Liberalisation of international trade threatens food sovereignty
Food sovereignty does not describe a universal silver bullet solution. It is a concept for the democratisation of food production, which can be further developed and adapted to different conditions. Important principles of food sovereignty are the right to food, democratic food production systems, the strengthening of local markets, fair trade relations and the formation of fair prices, decent living wages, the freedom of association, education, and the debt relief for states. Other basic principles are access to fertile land, pastures, fishing grounds, forests, water and seeds. This access has to be ensured where necessary through agrarian and land reforms, as well as through the agroecological management and the common conservation of natural resources. >>more
Facts & Figures
"Food sovereignty is the right of peoples to healthy and culturally appropriate food produced through ecologically sound and sustainable methods, and their right to define their own food and agriculture systems. It puts those who produce, distribute and consume food at the heart of food systems and policies rather than the demands of markets and corporations."
We work towards the decentralisation of food chains, promoting diversified markets based on solidarity and fair prices, and short supply chains and intensified relations between producers and consumers in local food webs to counter the expansion and power of supermarkets. We want to provide the building blocks for people to develop their own food distribution systems and allow farmers to produce and process food for their communities. This requires supportive food safety rules and local food infrastructure for smallholder farmers.

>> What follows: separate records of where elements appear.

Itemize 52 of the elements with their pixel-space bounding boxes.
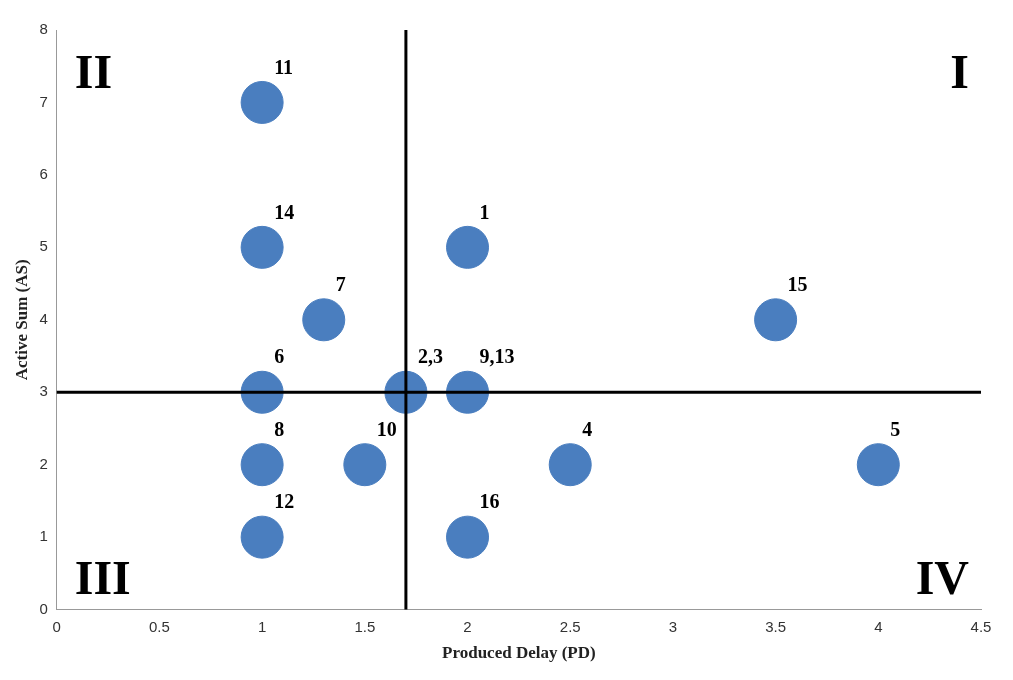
point bbox=[446, 225, 490, 269]
annotation: 10 bbox=[376, 417, 397, 440]
y-tick-label: 0 bbox=[39, 599, 48, 617]
y-tick-label: 3 bbox=[39, 382, 48, 400]
point bbox=[548, 443, 592, 487]
annotation: 15 bbox=[787, 272, 808, 295]
x-tick-label: 4.5 bbox=[970, 617, 992, 635]
y-tick-label: 2 bbox=[39, 454, 48, 472]
point bbox=[343, 443, 387, 487]
x-tick-label: 3.5 bbox=[765, 617, 787, 635]
point bbox=[446, 515, 490, 559]
point bbox=[240, 443, 284, 487]
annotation: 4 bbox=[582, 417, 593, 440]
y-tick-label: 6 bbox=[39, 165, 48, 183]
point bbox=[240, 515, 284, 559]
x-tick-label: 3 bbox=[668, 617, 678, 635]
annotation: II bbox=[74, 45, 113, 99]
annotation: 5 bbox=[890, 417, 901, 440]
y-tick-label: 7 bbox=[39, 92, 48, 110]
x-tick-label: 2.5 bbox=[559, 617, 581, 635]
annotation: 16 bbox=[479, 490, 500, 513]
y-tick-label: 5 bbox=[39, 237, 48, 255]
annotation: 14 bbox=[274, 200, 295, 223]
annotation: III bbox=[74, 551, 131, 605]
annotation: 2,3 bbox=[417, 345, 443, 368]
x-axis-title: Produced Delay (PD) bbox=[442, 643, 596, 663]
x-tick-label: 1 bbox=[257, 617, 267, 635]
y-tick-label: 1 bbox=[39, 527, 48, 545]
y-tick-label: 8 bbox=[39, 20, 48, 38]
x-tick-label: 1.5 bbox=[354, 617, 376, 635]
x-tick-label: 4 bbox=[874, 617, 883, 635]
y-tick-label: 4 bbox=[39, 309, 48, 327]
y-axis-title: Active Sum (AS) bbox=[11, 259, 31, 381]
point bbox=[446, 370, 490, 414]
annotation: 7 bbox=[335, 272, 346, 295]
x-tick-label: 2 bbox=[463, 617, 472, 635]
point bbox=[754, 298, 798, 342]
x-tick-label: 0.5 bbox=[149, 617, 170, 635]
annotation: 1 bbox=[479, 200, 490, 223]
annotation: I bbox=[950, 45, 969, 99]
x-tick-label: 0 bbox=[52, 617, 61, 635]
annotation: 11 bbox=[274, 55, 294, 78]
annotation: 8 bbox=[274, 417, 285, 440]
annotation: IV bbox=[915, 551, 970, 605]
annotation: 6 bbox=[274, 345, 285, 368]
point bbox=[240, 370, 284, 414]
annotation: 9,13 bbox=[479, 345, 515, 368]
point bbox=[302, 298, 346, 342]
annotation: 12 bbox=[274, 490, 295, 513]
point bbox=[240, 225, 284, 269]
point bbox=[240, 80, 284, 124]
point bbox=[856, 443, 900, 487]
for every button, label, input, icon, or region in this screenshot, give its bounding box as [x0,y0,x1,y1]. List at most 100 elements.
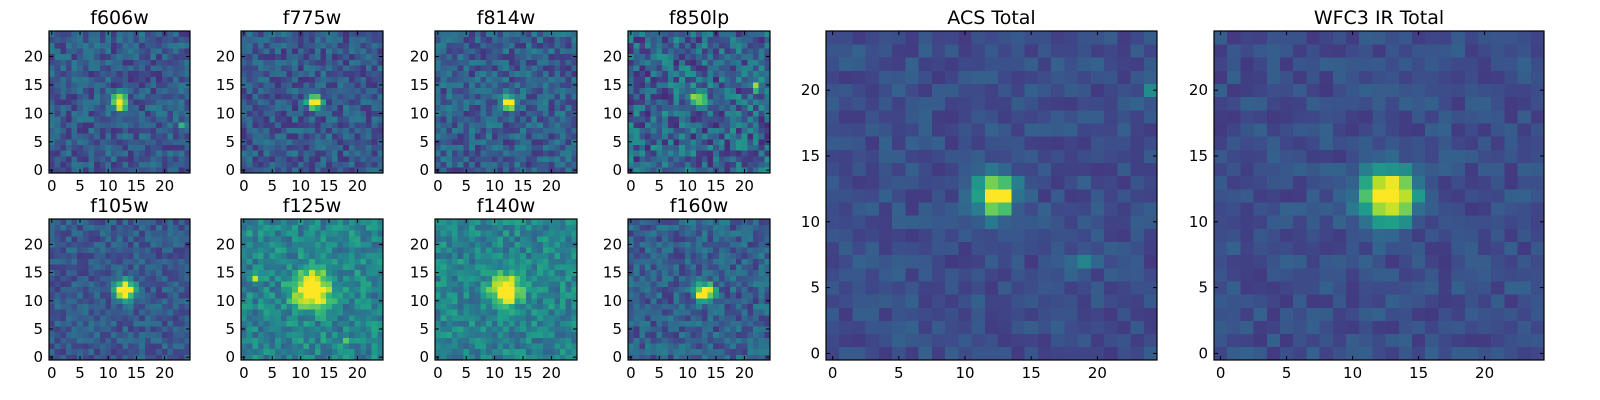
heatmap-cell [565,42,572,49]
heatmap-cell [133,258,140,265]
heatmap-cell [133,314,140,321]
heatmap-cell [88,235,95,242]
heatmap-cell [365,93,373,100]
heatmap-cell [480,87,487,94]
heatmap-cell [752,150,760,157]
heatmap-cell [139,48,146,55]
heatmap-cell [662,309,669,316]
heatmap-cell [297,138,304,145]
heatmap-cell [633,331,640,338]
heatmap-cell [348,297,355,304]
heatmap-cell [156,116,163,123]
heatmap-cell [337,348,344,355]
heatmap-cell [116,144,123,151]
heatmap-cell [82,331,89,338]
heatmap-cell [486,264,493,271]
heatmap-cell [127,337,134,344]
heatmap-cell [303,235,310,242]
heatmap-cell [150,82,157,89]
heatmap-cell [565,314,572,321]
heatmap-cell [116,230,123,237]
heatmap-cell [440,264,447,271]
heatmap-cell [99,292,106,299]
heatmap-cell [263,247,270,254]
heatmap-cell [343,230,350,237]
heatmap-cell [474,354,481,361]
heatmap-cell [508,320,515,327]
heatmap-cell [320,230,327,237]
heatmap-cell [480,224,487,231]
heatmap-cell [303,48,310,55]
heatmap-cell [514,144,521,151]
heatmap-cell [724,127,731,134]
heatmap-cell [730,76,737,83]
heatmap-cell [337,314,344,321]
heatmap-cell [286,59,293,66]
heatmap-cell [99,42,106,49]
heatmap-cell [99,343,106,350]
heatmap-cell [286,241,293,248]
heatmap-cell [286,314,293,321]
heatmap-cell [144,303,151,310]
heatmap-cell [173,343,180,350]
heatmap-cell [377,331,384,338]
heatmap-cell [54,275,61,282]
heatmap-cell [150,314,157,321]
axes-frame [48,218,191,361]
heatmap-cell [701,42,708,49]
heatmap-cell [520,144,527,151]
heatmap-cell [548,138,555,145]
heatmap-cell [741,42,748,49]
heatmap-cell [326,343,333,350]
heatmap-cell [122,331,129,338]
heatmap-cell [554,48,561,55]
heatmap-cell [435,116,442,123]
heatmap-cell [764,116,771,123]
heatmap-cell [252,82,259,89]
heatmap-cell [371,219,378,226]
heatmap-cell [724,275,731,282]
heatmap-cell [747,343,754,350]
heatmap-cell [548,264,555,271]
heatmap-cell [718,70,725,77]
heatmap-cell [309,59,316,66]
heatmap-cell [690,281,697,288]
heatmap-cell [105,65,112,72]
heatmap-cell [667,348,674,355]
heatmap-cell [360,87,367,94]
heatmap-cell [348,36,355,43]
heatmap-cell [150,76,157,83]
heatmap-cell [463,116,470,123]
heatmap-cell [280,127,287,134]
heatmap-cell [326,235,333,242]
heatmap-cell [452,269,459,276]
heatmap-cell [514,104,521,111]
heatmap-cell [491,116,498,123]
heatmap-cell [469,320,476,327]
heatmap-cell [497,275,504,282]
heatmap-cell [173,87,180,94]
heatmap-cell [724,121,731,128]
heatmap-cell [246,138,253,145]
heatmap-cell [280,155,287,163]
heatmap-cell [54,93,61,100]
heatmap-cell [320,269,327,276]
heatmap-cell [463,247,470,254]
heatmap-cell [156,110,163,117]
heatmap-cell [156,36,163,43]
heatmap-cell [133,116,140,123]
heatmap-cell [735,65,742,72]
heatmap-cell [525,224,532,231]
heatmap-cell [111,292,118,299]
heatmap-cell [752,53,760,60]
heatmap-cell [116,155,123,163]
heatmap-cell [263,155,270,163]
heatmap-cell [354,36,361,43]
heatmap-cell [446,275,453,282]
heatmap-cell [497,269,504,276]
heatmap-cell [360,258,367,265]
heatmap-cell [309,320,316,327]
x-tick-label: 5 [654,177,664,195]
heatmap-cell [178,326,185,333]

La Via Campesina is the international movement which coined the concept of food sovereignty. It brings together peasants, small and medium-size farmers, landless people, women farmers, indigenous people, migrants and agricultural workers from around the world. As of 2013, La Via Campesina comprises about 164 local and national organisations in 73 countries from Africa, Asia, Europe and the Americas representing around 200 million farmers.
On average, 15% of EU farms sell more than half of their production directly to consumers. This enables them to retain a greater share of the products' market value, through the elimination of intermediaries, which can potentially increase their income." (...) Local food systems and short food supply chains (...) "constitute an alternative to conventional longer food supply chains, with large retailers such as supermarkets, where consumers purchase anonymous food products without any indication of the price actually paid to the producer. They are a way to reconnect producers and consumers and to re-localise agricultural production."

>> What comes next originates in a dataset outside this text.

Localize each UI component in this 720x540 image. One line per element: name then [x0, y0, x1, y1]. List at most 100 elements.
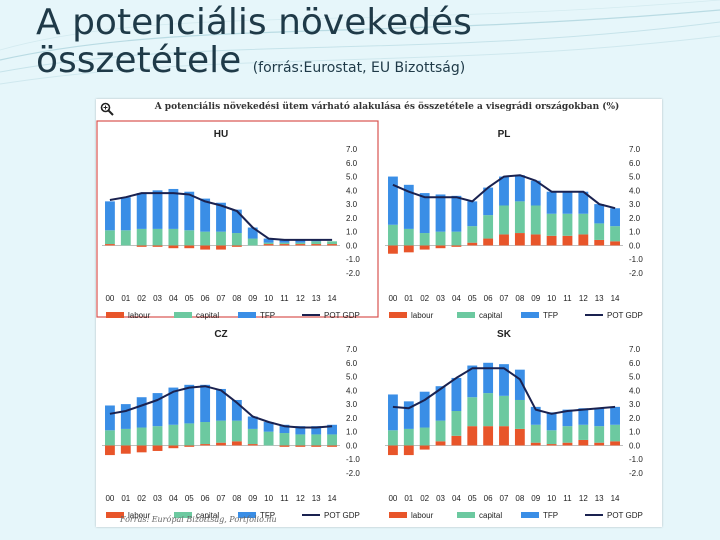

Food Sovereignty rejects corporate control. It "requires that women and men who provide food have control of land and resources such as water and seeds, to be used and shared in socially and environmentally sustainable ways. Privatisation of such resources, for example through intellectual property rights regimes or commercial contracts, is explicitly rejected."
"Food sovereignty is the right of peoples to define their own food and agriculture; to protect and regulate domestic agricultural production and trade in order to achieve sustainable development objectives; to determine the extent to which they want to be self reliant; to restrict the dumping of products in their markets, and; to provide local fisheries-based communities the priority in managing the use of and the rights to aquatic resources."